Treating Mantle Cell Lymphoma: Role of BTK Inhibition - Episode 14

Personal Insight Into Ibrutinib Use in Mantle Cell Lymphoma


Lauren C. Pinter-Brown, MD: My personal experience in treating mantle cell lymphoma with ibrutinib has been great. Most of the patients who I have, or many of the patients who I have now who are being treated, are those I described earlier. Patients who perhaps received hyper-CVAD [cyclophosphamide/ vincristine/doxorubicin/dexamethasone] or the Nordic regimen in an autotransplant, and they’re so frightened about relapsing. But now, 8 or 10 years later, to be able to tell them that they don’t have to necessarily have the same experience, that they could take a pill every day, is a wonderful thing to be able to tell people, and they look so relieved. And in combination with that, I have the ability to tell them that there are other drugs like this so that their experience doesn’t have to be duplicated.

Eduardo Sotomayor, MD: In terms of my personal experience with ibrutinib, I think the most important message for the physicians is it’s a new class of drug. It’s not conventional chemotherapy. So we understand mechanism of action. We are understanding better the mechanism of resistance; we have a safety profile that you need to be aware of in order to try to identify which patients are going to benefit the most with this treatment with less exposure to adverse effects. Three years of follow-up data show that it’s a treatment that is tolerated by a significant portion of patients, not all, but those patients who are receiving and tolerating treatment at 1 year probably are going to be patients who will continue tolerating treatment.

Now, where the field is moving is also in understanding how long we need to keep this treatment: 1 year, 2 years, 3 years. The good news is that in other diseases, there are data that if you achieve very good response, in some cases, no evidence of minimal residual disease, you can safely stop ibrutinib in other settings. Still, these are clinical trials, but what we are going to be seeing in the future is that we are going to start talking about a limited number of months or years of ibrutinib therapy.
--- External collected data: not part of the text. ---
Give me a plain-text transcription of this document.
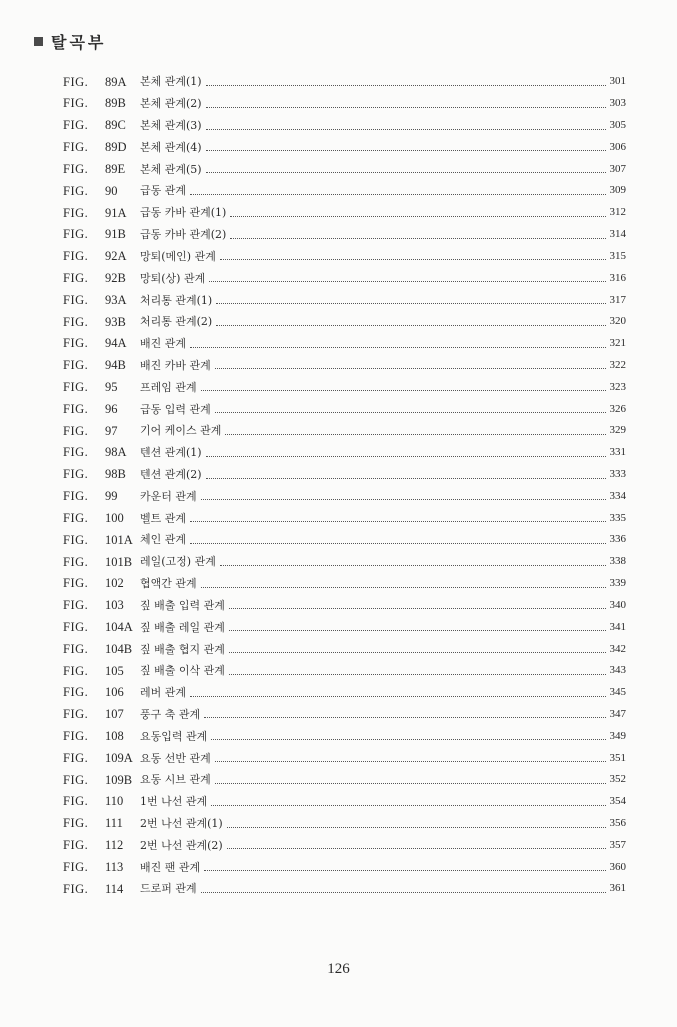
탈곡부
FIG.	89A	본체 관계(1)	301
FIG.	89B	본체 관계(2)	303
FIG.	89C	본체 관계(3)	305
FIG.	89D	본체 관계(4)	306
FIG.	89E	본체 관계(5)	307
FIG.	90	급동 관계	309
FIG.	91A	급동 카바 관계(1)	312
FIG.	91B	급동 카바 관계(2)	314
FIG.	92A	망퇴(메인) 관계	315
FIG.	92B	망퇴(상) 관계	316
FIG.	93A	처리통 관계(1)	317
FIG.	93B	처리통 관계(2)	320
FIG.	94A	배진 관계	321
FIG.	94B	배진 카바 관계	322
FIG.	95	프레임 관계	323
FIG.	96	급동 입력 관계	326
FIG.	97	기어 케이스 관계	329
FIG.	98A	텐션 관계(1)	331
FIG.	98B	텐션 관계(2)	333
FIG.	99	카운터 관계	334
FIG.	100	벨트 관계	335
FIG.	101A 체인 관계	336
FIG.	101B 레일(고정) 관계	338
FIG.	102	협액간 관계	339
FIG.	103	짚 배출 입력 관계	340
FIG.	104A 짚 배출 레일 관계	341
FIG.	104B 짚 배출 협지 관계	342
FIG.	105	짚 배출 이삭 관계	343
FIG.	106	레버 관계	345
FIG.	107	풍구 축 관계	347
FIG.	108	요동입력 관계	349
FIG.	109A 요동 선반 관계	351
FIG.	109B 요동 시브 관계	352
FIG.	110	1번 나선 관계	354
FIG.	111	2번 나선 관계(1)	356
FIG.	112	2번 나선 관계(2)	357
FIG.	113	배진 팬 관계	360
FIG.	114	드로퍼 관계	361
126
Bijal D. Shah, MD: I’m happy to describe my personal experience with ibrutinib and acalabrutinib in mantle cell lymphoma. The first thing that I need to make sure I comment on is that our patients may be of higher risk than what other groups are seeing. And I say that because median duration of ibrutinib in our group is going to be somewhere around 6 months or so before patients either progress or prove intolerant. Whereas, in talking to my colleagues both in Europe and also at other major centers in the United States, they’re seeing median durations closer to a year, where 50% of their patients are still on ongoing ibrutinib a year after starting.

What is it that’s unique about our patients? We are making a concerted effort now to sequence our patients when they present, not just when they relapse. And what we’re finding is a lot more p53 mutation than we had expected. So going back to what I was saying before where 17p deletions may not be as predictive, I do think the point mutations are a bad thing. And particularly if you combine that with proliferative disease, that can be challenging to overcome with just ibrutinib.

The other thing that we have observed is the frequency of noncanonical NF [nuclear factor]—kappa B mutations is also quite high, and many of them are preexisting. So it’s not something that we’re selecting for with our therapy per se. It’s something that’s there before we give the ibrutinib. And so of the last 50 or so patients, I think 30 carried a p53 point mutation in our series, just to give you a sense of what we’re seeing as we sequence patients. And so that’s probably more reflective of why we’re not seeing patients on therapy for longer at our center.

A better question is, “What’s unique about Moffitt?” It is possible that it’s just referral bias. Patients are sent to us with shorter remissions from frontline therapy, and we’re of course going to see those because I think physicians recognize, “Hey, if I’m getting 6 months before someone progresses after a frontline regimen, I probably need to get them to Moffitt to figure out how to fix this.” So some of it’s that. Some of it is, I think, related to an accumulation of p53 point mutations in people who are older, and I say this purely as a hypothesis. But we do see in acute lymphoblastic leukemia, for example, that in those over the age of 65, there seems to be a higher frequency of p53 mutation relative to those under the age of 65. And so there may be something unique just about the age of the patients as they’re coming to us. I want to reiterate the median age of mantle cell is 68, so it’s not to say that 65 is a cut point; it’s just to say these are some of the things that I’m trying to grasp, trying to better understand in terms of the patients that we see.